Micron recently started mass production of its HBM3E memory, and HBM production capacity has been basically sold out this year. The company's first HBM3E features 8 layers of stacking and 24GB capacity, with a 1024-bit interface, a data transfer rate of 9.2GT/s, and a total bandwidth of 1.2TB/s.

Memory chip giants start the battle for HBM supremacy! Synopsys industry leaders explain the power consumption challenge

▲美光HBM3E规格(图源:Micron Technology)

Fourth, data centers pay more attention to power consumption, and Micron and Samsung use different ways to reduce memory power consumption

Girish Cherussery said that when HBM first entered the market, Micron reviewed the workloads for which HBM was applicable and decided to target HBM performance to be 30 percent higher than industry demand. "We are future-proof. "A key metric is performance per watt, which is a key power boundary condition. We are focused on ensuring a significant increase in performance per watt. In addition, the customer wanted HBM to be close to the computing unit.

Cherussery explains that many AI workloads, including large language models, are becoming more memory-constrained rather than computationally constrained. If your server has enough computing power, then server memory bandwidth and capacity can be a limiting factor. AI workloads are putting a lot of pressure on data centers.

In addition, high memory utilization means that memory power is a large consumer of power in data centers, so saving 5 watts of power can improve memory utilization efficiency. More and more data centers are vastifying wattage over server count. Cooling HBM is also an important factor when using HBM because it is a stacked memory. The heat generated by HBM's operation needs to be dissipated.

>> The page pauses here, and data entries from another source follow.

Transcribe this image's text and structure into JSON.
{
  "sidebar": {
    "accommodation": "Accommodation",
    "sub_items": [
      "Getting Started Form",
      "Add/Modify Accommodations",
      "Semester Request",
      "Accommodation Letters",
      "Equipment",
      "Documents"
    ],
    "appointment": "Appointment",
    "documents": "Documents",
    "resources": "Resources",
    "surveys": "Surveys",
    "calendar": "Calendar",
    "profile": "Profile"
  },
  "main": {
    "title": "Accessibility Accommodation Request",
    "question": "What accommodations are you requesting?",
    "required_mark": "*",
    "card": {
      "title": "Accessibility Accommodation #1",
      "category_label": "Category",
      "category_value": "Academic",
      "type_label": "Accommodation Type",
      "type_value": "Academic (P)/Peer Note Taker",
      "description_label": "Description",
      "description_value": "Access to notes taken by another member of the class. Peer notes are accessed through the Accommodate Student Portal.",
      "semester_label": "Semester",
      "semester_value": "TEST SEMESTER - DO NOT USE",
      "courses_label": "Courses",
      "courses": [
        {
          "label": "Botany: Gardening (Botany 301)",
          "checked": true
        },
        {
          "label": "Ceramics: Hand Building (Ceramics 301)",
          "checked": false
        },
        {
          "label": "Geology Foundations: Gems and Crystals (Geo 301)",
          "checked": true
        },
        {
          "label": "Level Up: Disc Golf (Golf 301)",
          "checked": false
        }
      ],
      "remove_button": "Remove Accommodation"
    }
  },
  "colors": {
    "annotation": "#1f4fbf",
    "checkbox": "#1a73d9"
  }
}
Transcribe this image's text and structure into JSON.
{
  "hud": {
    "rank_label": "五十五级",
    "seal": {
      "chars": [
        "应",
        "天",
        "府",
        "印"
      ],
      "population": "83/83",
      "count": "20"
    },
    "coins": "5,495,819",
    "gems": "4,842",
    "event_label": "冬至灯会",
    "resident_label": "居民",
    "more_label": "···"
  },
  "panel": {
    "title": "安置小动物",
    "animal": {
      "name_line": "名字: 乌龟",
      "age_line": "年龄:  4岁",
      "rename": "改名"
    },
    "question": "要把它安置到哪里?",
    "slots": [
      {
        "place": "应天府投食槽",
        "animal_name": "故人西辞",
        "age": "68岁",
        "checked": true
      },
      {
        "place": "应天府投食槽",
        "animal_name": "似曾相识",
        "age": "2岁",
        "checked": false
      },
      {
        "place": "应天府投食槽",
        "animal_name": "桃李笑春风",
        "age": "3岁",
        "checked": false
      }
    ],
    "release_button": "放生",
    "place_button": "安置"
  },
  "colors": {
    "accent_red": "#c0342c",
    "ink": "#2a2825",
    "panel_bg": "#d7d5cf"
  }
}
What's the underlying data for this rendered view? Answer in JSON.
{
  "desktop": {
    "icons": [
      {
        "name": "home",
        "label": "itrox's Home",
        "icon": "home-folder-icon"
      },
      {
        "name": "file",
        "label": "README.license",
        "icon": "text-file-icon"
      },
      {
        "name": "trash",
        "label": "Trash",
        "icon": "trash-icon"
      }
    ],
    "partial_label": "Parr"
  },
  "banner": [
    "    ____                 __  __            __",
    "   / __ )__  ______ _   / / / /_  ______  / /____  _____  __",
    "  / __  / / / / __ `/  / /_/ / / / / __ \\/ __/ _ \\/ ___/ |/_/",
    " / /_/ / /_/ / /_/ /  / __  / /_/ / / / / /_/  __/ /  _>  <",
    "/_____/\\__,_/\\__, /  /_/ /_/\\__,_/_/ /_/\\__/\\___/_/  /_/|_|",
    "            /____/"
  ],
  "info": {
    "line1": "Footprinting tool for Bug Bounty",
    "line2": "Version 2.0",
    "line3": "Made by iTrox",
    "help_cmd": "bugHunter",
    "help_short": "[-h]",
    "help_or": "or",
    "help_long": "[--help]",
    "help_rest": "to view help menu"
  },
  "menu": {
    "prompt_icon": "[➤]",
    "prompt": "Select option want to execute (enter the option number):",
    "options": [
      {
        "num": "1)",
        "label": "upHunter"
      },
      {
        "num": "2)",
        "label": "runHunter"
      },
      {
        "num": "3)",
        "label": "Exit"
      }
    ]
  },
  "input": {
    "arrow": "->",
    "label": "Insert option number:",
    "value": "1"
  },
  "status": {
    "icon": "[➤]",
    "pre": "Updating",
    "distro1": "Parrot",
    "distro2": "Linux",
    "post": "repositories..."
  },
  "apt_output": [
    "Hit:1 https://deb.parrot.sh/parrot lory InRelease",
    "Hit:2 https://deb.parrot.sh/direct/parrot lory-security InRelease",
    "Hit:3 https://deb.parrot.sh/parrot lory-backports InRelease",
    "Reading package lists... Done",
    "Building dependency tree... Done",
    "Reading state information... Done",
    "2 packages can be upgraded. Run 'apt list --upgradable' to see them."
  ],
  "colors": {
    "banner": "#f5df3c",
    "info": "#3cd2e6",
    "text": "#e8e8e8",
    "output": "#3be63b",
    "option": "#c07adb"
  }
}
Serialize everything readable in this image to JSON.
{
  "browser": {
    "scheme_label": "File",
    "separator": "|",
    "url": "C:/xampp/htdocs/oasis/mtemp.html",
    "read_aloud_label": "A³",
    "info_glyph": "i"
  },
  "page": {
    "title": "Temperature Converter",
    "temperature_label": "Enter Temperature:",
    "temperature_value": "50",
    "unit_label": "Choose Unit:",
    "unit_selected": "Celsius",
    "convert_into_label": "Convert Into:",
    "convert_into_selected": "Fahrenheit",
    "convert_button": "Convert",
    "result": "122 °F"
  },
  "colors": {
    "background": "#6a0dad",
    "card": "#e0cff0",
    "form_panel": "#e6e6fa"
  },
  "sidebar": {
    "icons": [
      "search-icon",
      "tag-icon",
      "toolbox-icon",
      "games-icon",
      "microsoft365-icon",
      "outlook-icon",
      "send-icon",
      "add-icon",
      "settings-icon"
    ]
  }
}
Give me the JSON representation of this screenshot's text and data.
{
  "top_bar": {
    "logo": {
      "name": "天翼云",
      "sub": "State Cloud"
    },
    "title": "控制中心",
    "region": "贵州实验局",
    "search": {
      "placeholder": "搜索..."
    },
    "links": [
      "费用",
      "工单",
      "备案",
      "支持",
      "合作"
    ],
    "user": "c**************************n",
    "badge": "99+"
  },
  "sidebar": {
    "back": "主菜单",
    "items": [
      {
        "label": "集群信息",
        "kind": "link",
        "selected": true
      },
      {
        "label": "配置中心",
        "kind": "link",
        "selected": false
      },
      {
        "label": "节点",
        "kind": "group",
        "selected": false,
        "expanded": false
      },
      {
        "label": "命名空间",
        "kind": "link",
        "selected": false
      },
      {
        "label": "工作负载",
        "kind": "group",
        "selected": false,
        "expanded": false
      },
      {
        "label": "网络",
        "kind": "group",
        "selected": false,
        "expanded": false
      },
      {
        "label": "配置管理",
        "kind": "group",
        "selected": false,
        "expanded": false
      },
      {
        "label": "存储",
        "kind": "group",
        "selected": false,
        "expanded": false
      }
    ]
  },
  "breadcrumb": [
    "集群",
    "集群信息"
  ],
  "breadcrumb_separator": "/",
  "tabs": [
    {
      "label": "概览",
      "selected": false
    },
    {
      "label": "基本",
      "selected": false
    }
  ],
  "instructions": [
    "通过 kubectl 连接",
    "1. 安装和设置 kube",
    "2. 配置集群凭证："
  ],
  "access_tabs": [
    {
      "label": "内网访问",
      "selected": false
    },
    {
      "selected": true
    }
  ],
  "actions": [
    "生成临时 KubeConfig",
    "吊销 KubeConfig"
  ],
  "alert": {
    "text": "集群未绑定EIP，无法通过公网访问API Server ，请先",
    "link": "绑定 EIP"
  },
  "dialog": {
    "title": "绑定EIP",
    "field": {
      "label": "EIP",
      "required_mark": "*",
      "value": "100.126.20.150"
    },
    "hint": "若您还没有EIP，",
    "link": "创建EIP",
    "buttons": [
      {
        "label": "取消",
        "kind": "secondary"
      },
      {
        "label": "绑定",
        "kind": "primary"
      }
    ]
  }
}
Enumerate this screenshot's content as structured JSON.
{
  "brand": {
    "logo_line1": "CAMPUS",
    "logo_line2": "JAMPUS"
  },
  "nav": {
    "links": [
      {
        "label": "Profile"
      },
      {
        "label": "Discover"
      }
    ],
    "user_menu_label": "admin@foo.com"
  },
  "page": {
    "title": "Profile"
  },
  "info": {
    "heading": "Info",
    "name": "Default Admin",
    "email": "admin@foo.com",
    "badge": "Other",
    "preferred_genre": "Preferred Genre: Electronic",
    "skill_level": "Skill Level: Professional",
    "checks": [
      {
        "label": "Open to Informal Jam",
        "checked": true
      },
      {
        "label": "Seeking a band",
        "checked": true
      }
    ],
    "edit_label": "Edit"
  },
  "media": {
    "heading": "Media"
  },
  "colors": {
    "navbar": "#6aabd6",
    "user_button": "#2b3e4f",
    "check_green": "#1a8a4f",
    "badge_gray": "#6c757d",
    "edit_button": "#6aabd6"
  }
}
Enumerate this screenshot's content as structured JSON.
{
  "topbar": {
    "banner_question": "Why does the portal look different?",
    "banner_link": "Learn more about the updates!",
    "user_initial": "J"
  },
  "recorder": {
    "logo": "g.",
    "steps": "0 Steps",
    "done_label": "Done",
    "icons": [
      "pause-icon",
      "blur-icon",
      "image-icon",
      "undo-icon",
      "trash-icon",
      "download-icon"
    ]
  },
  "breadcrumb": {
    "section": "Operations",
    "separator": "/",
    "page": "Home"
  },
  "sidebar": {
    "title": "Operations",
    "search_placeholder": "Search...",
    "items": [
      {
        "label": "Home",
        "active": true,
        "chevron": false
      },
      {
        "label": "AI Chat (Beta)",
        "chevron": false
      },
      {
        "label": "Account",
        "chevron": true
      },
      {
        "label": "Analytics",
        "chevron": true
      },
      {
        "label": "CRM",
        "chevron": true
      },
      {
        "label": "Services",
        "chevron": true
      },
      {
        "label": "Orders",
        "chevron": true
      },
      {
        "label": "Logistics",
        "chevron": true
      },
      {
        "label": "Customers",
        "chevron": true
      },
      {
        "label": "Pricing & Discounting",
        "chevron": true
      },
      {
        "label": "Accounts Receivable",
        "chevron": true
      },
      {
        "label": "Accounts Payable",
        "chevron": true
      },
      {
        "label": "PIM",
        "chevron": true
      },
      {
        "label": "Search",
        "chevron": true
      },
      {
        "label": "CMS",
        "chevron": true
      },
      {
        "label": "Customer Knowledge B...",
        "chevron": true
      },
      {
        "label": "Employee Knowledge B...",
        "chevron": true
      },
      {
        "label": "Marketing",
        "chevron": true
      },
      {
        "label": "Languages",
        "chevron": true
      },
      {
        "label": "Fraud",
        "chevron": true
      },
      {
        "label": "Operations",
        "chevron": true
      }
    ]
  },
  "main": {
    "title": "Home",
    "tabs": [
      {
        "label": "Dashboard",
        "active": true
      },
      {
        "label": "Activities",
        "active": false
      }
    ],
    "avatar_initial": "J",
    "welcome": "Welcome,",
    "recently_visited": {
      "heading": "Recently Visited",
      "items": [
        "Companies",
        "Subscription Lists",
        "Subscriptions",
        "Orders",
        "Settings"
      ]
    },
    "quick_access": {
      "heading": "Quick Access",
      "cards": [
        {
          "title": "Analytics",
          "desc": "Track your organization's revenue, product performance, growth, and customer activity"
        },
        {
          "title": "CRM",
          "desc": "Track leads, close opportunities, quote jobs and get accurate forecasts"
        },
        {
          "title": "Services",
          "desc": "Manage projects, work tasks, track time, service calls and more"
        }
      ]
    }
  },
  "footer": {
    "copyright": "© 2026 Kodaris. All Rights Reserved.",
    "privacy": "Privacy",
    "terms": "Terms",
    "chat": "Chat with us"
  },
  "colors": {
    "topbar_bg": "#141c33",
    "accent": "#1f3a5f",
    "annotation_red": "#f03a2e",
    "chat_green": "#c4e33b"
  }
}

In addition to bandwidth, power consumption, and overall heat dissipation, ease of integration is the most critical feature of all HBMs. Micron has its own patents that allow it to integrate its HBM into host systems, Cherussery said.

"The industry is ready for HBM3E, which can be easily integrated into systems using HBM. "Our products can be seamlessly integrated into the same socket without any changes." It occupies the same footprint as the previous generation. ”

Higher bandwidth and greater capacity will be the hallmarks of HBM4. With the growth of large AI models, enterprises' requirements for HBM capacity and bandwidth are also increasing linearly.

"The memory industry as a whole is in an interesting phase because there has never been a workload like generative AI and normal AI that is linear with the growth of memory bandwidth and memory capacity. This means that for compute and memory, businesses will have to start thinking about systems that are slightly different from what they used to be. Data centers themselves are becoming increasingly heterogeneous. He said.

Samsung is also witnessing significant growth in heterogeneous computing and more AI-focused services in data centers. Indong Kim, vice president of product planning and business support at Samsung, said, "This growth seems to coincide with the rise of hyperscalers offering both direct and indirect AI solutions. ”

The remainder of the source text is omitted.